Cryptocurrency payments do not come with legal protections.

For example, if you need to dispute a purchase, your credit card company has a process to help you get your money back. Cryptocurrencies typically do not come with any such protections.

Why is crypto not the future? ›

Volatility and lack of regulation. The rapid rise of cryptocurrencies and DeFi enterprises means that billions of dollars in transactions are now taking place in a relatively unregulated sector, raising concerns about fraud, tax evasion, and cybersecurity, as well as broader financial stability.

Is crypto good or not? ›

Cryptocurrency is a safe investment or not? Like any other investment, cryptocurrency is not a risk-free investment. The market risks, cybersecurity risks and regulatory risks, as cryptocurrency is not issued or regulated by any central government authority in India.

How is crypto bad for the environment? ›

This takes enormous amounts of energy, typically procured from burning fossil fuels. According to a report by the White House, cryptocurrency mining accounts for 140 million metric tons of CO2 per year released into the atmosphere, or 0.3% of all global greenhouse gas emissions.

How does cryptocurrency compare to carbon footprint? ›

For example, the carbon footprint of one Bitcoin transaction is often compared to driving a gas-powered sedan for over 500 miles. Every Bitcoin transaction has the same carbon footprint as 1.4 million Visa transactions.

Does blockchain have a high carbon footprint? ›

Blockchain mining and hardware recycling often rely on burning fossil fuels, leaving a significant environmental footprint. Renewable energy sources, such as solar energy, wind energy, hydroelectric energy, geothermal energy, and biomass energy, offer eco-friendly alternatives to power these operations.

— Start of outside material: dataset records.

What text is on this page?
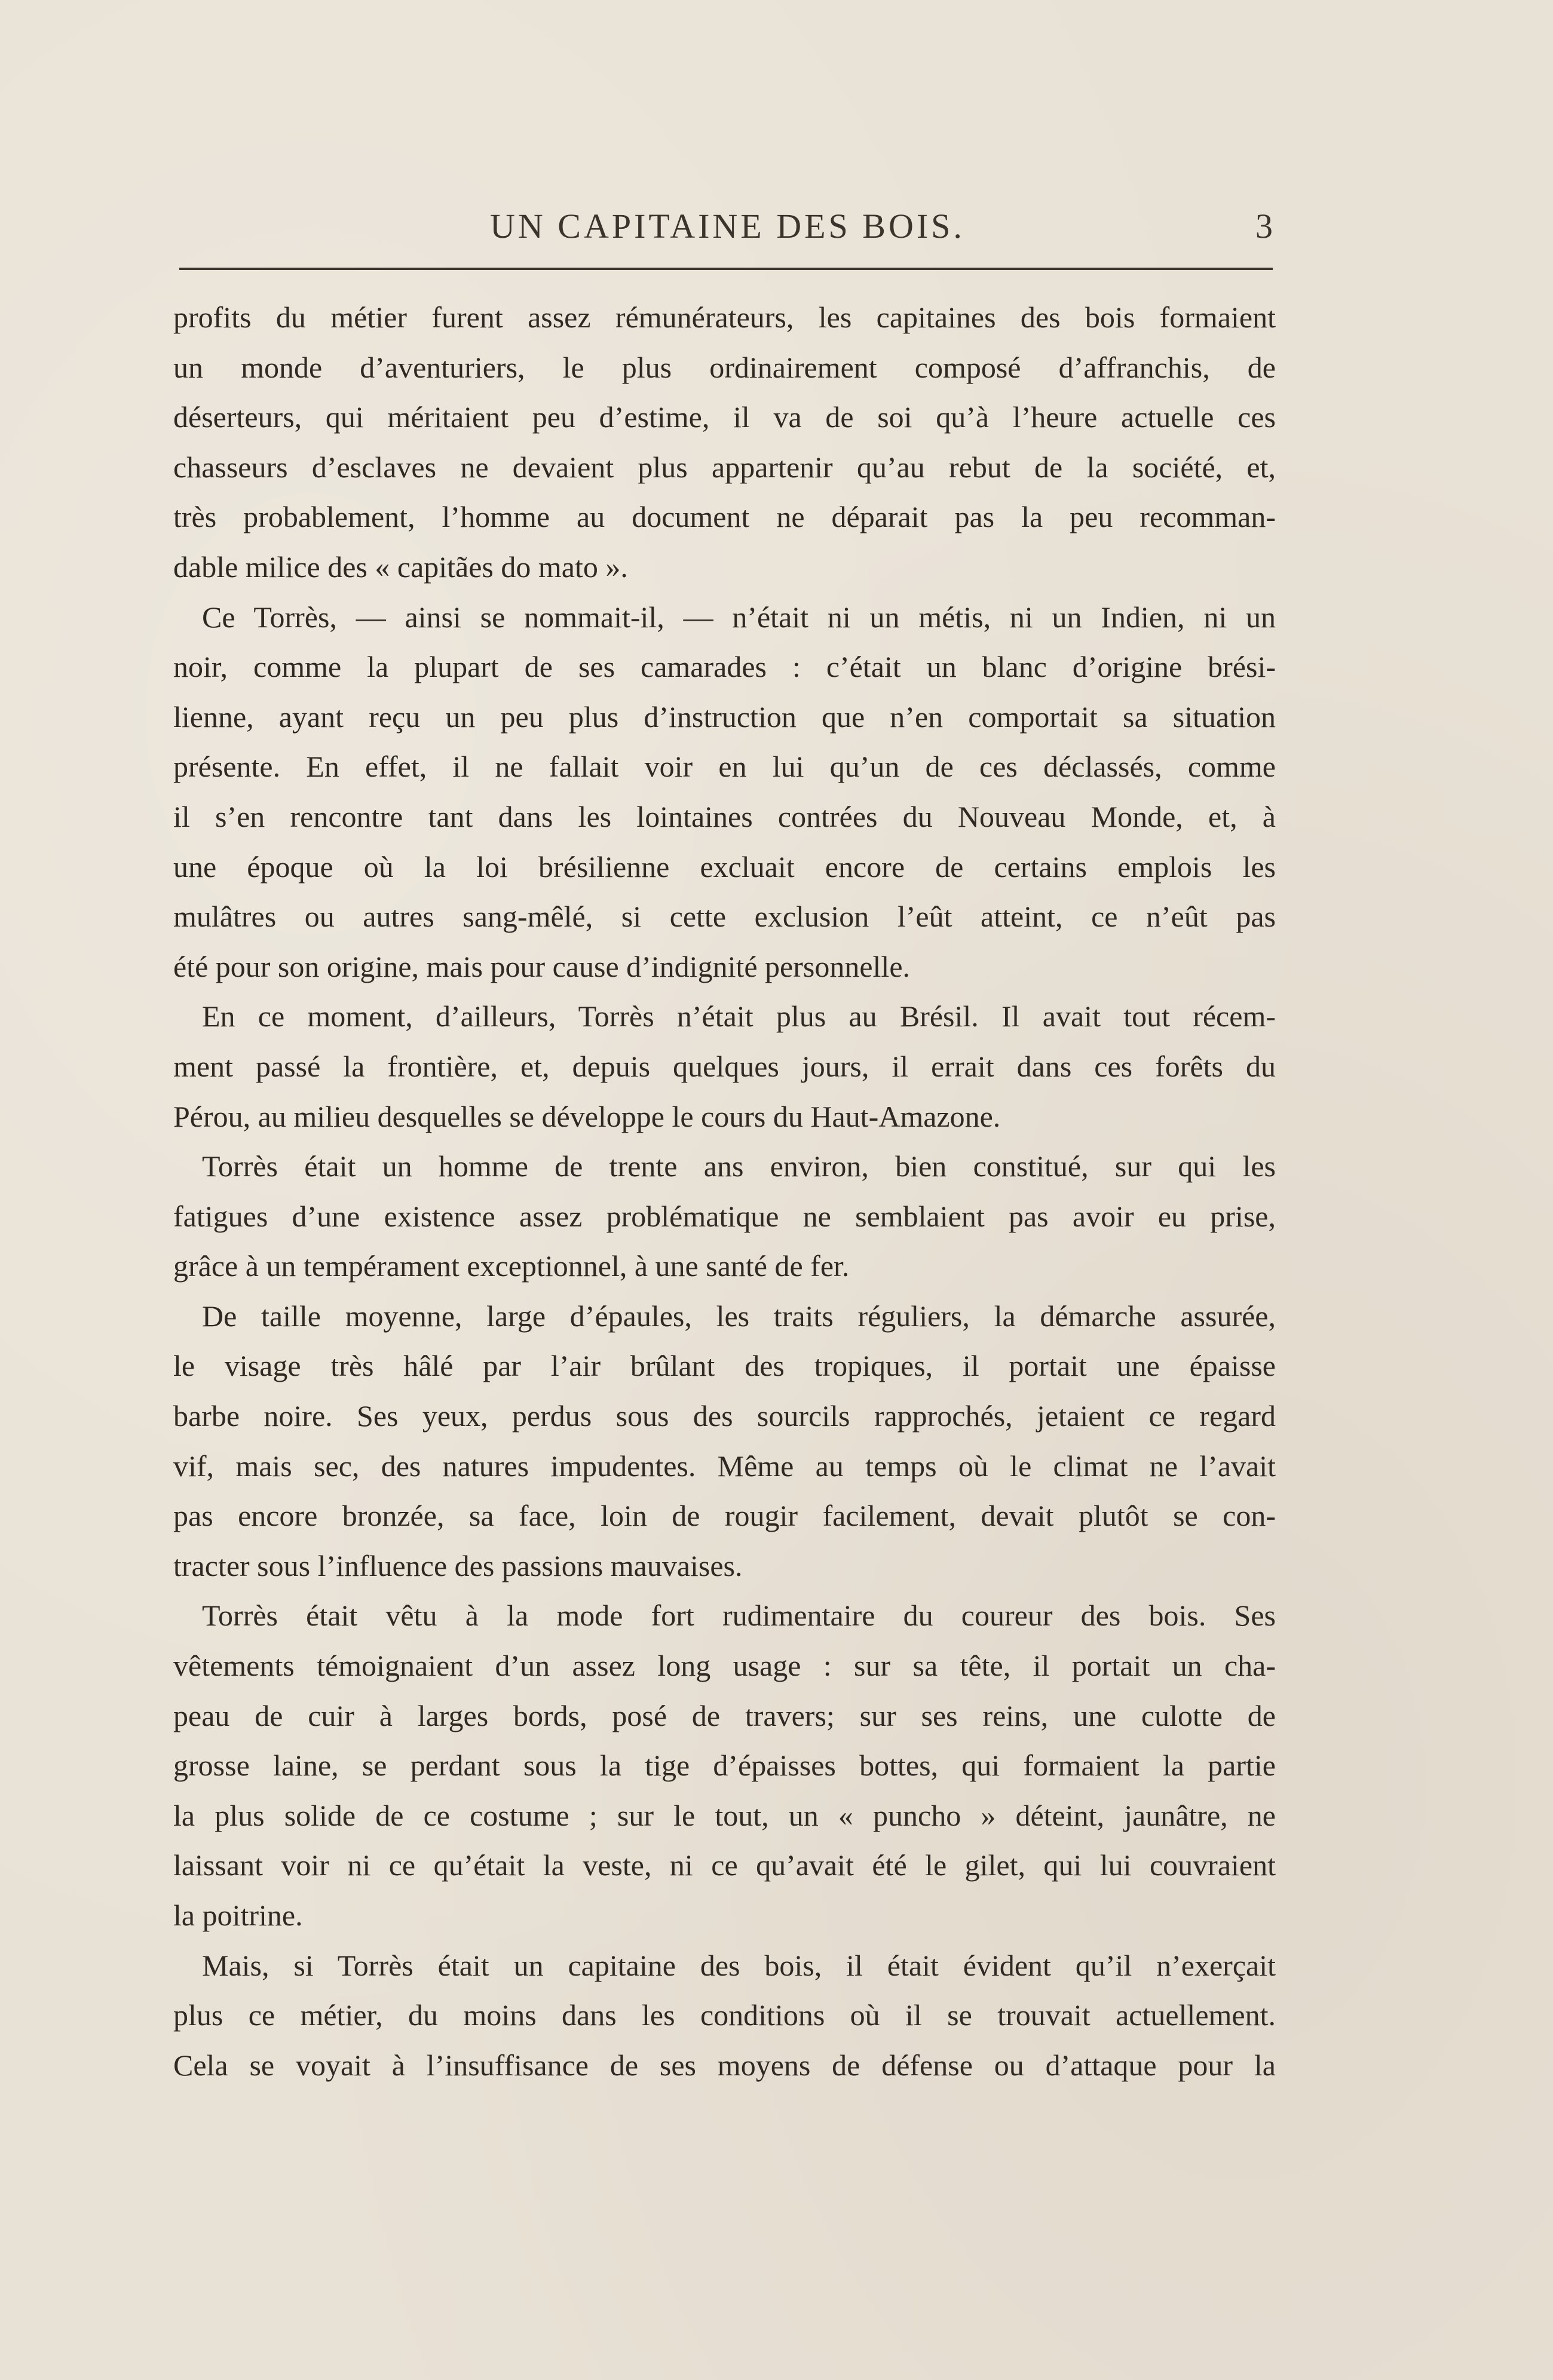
UN CAPITAINE DES BOIS.	3
profits du métier furent assez rémunérateurs, les capitaines des bois formaient
un monde d’aventuriers, le plus ordinairement composé d’affranchis, de
déserteurs, qui méritaient peu d’estime, il va de soi qu’à l’heure actuelle ces
chasseurs d’esclaves ne devaient plus appartenir qu’au rebut de la société, et,
très probablement, l’homme au document ne déparait pas la peu recomman-
dable milice des « capitães do mato ».
Ce Torrès, — ainsi se nommait-il, — n’était ni un métis, ni un Indien, ni un
noir, comme la plupart de ses camarades : c’était un blanc d’origine brési-
lienne, ayant reçu un peu plus d’instruction que n’en comportait sa situation
présente. En effet, il ne fallait voir en lui qu’un de ces déclassés, comme
il s’en rencontre tant dans les lointaines contrées du Nouveau Monde, et, à
une époque où la loi brésilienne excluait encore de certains emplois les
mulâtres ou autres sang-mêlé, si cette exclusion l’eût atteint, ce n’eût pas
été pour son origine, mais pour cause d’indignité personnelle.
En ce moment, d’ailleurs, Torrès n’était plus au Brésil. Il avait tout récem-
ment passé la frontière, et, depuis quelques jours, il errait dans ces forêts du
Pérou, au milieu desquelles se développe le cours du Haut-Amazone.
Torrès était un homme de trente ans environ, bien constitué, sur qui les
fatigues d’une existence assez problématique ne semblaient pas avoir eu prise,
grâce à un tempérament exceptionnel, à une santé de fer.
De taille moyenne, large d’épaules, les traits réguliers, la démarche assurée,
le visage très hâlé par l’air brûlant des tropiques, il portait une épaisse
barbe noire. Ses yeux, perdus sous des sourcils rapprochés, jetaient ce regard
vif, mais sec, des natures impudentes. Même au temps où le climat ne l’avait
pas encore bronzée, sa face, loin de rougir facilement, devait plutôt se con-
tracter sous l’influence des passions mauvaises.
Torrès était vêtu à la mode fort rudimentaire du coureur des bois. Ses
vêtements témoignaient d’un assez long usage : sur sa tête, il portait un cha-
peau de cuir à larges bords, posé de travers; sur ses reins, une culotte de
grosse laine, se perdant sous la tige d’épaisses bottes, qui formaient la partie
la plus solide de ce costume ; sur le tout, un « puncho » déteint, jaunâtre, ne
laissant voir ni ce qu’était la veste, ni ce qu’avait été le gilet, qui lui couvraient
la poitrine.
Mais, si Torrès était un capitaine des bois, il était évident qu’il n’exerçait
plus ce métier, du moins dans les conditions où il se trouvait actuellement.
Cela se voyait à l’insuffisance de ses moyens de défense ou d’attaque pour la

How does blockchain reduce carbon footprint? ›

Blockchain allows for the creation of tokens that represent carbon credits. This enables organizations to tokenize and trade verified emissions reductions, providing a mechanism for incentivizing and rewarding sustainability efforts.

How much CO2 per Bitcoin? ›

The tracker focuses on bitcoin, the cryptocurrency with by far the largest market share, and estimates that at its current rate of “mining” new coins, bitcoin will release about 62 megatons of “carbon-dioxide equivalent” each year—about as much as the entire country of Serbia emitted in 2019.

How does Bitcoin's carbon footprint compare to our existing financial system's carbon footprint? ›

In comparison with more traditional online banking, a single bitcoin has the same carbon footprint as 330,000 credit card transactions. Given the world's exceedingly tight timeline to reach net-zero emissions and avoid a climate catastrophe, the crypto boom poses a big problem.

How to reduce Bitcoin carbon footprint? ›

Increasing the block size will result in more transactions processed per block––which will cause fewer blocks to be mined, thus, reducing both Bitcoin energy and carbon footprint.